Vahşi Final - Kitap kapağı

Vahşi Final

Kristen Mullings

Mein Kätzchen

SAGE

Roman’ı telaşlandırmak istemiyordum ama ondan sır saklamak da istemiyordum. İlişkimizde çok yol kat etmiştik. Artık birbirimizden hiçbir şey saklamıyorduk.

Ancak Kingsley buradayken tatsızlık olsun istememiştim, bu yüzden Roman’a nottan bahsetmeden önce Kingsley gidene kadar beklemeye karar vermiştim.

Ve o gün gelmişti, tepkisinden korkuyordum ama notun arkasında gerçek bir tehdit olabileceğinden daha da çok korkuyordum.

Havaalanından döndükten sonra notu Roman’a gösterme niyetiyle iç çamaşırı çekmeceme saklamıştım.

Yutkunarak çekmeceyi açtıktan sonra kelimelere bir kez daha baktım. “Seni izliyorum, kleines Kätzchen.”
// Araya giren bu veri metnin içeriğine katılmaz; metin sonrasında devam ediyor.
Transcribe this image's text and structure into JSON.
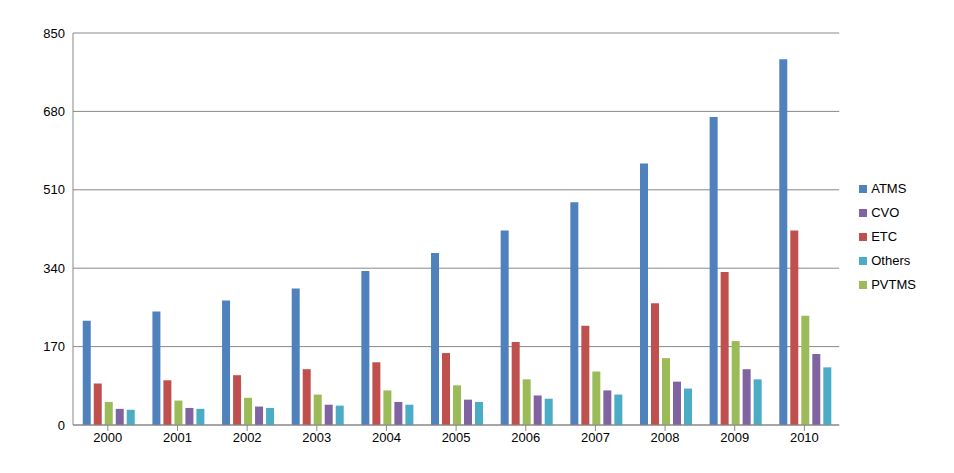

Notu çekmeceye geri koyup Kingsley’i götürmek için koridora çıktığımda tüylerim diken diken oldu.

“Hazır mısın, ufaklık?” diye mırıldandım kapısını çalarken.

“Geliyorum!” diye bağırdı Kingsley.

“Seninle ön kapıda buluşuruz,” diye seslendikten sonra ceketimi almak için portmantoya yöneldim.

“Sage, buna asla inanmayacaksın,” derken Kingsley elinde telefonla koridordan koşarak yanıma geldi. Yüzünde kocaman bir gülümseme vardı.

“Rosa bana mail atmış!” dedi telefonunu işaret ederek.

“Ee?”

“Burada çekim yapmamı istemiyor,” diye yutkunduğunda birden midem bulandı.

“Bana sakın fikrini değiştirdiğini söyleme!” dedim nefes nefese. O kaltak! Nasıl yapabildi?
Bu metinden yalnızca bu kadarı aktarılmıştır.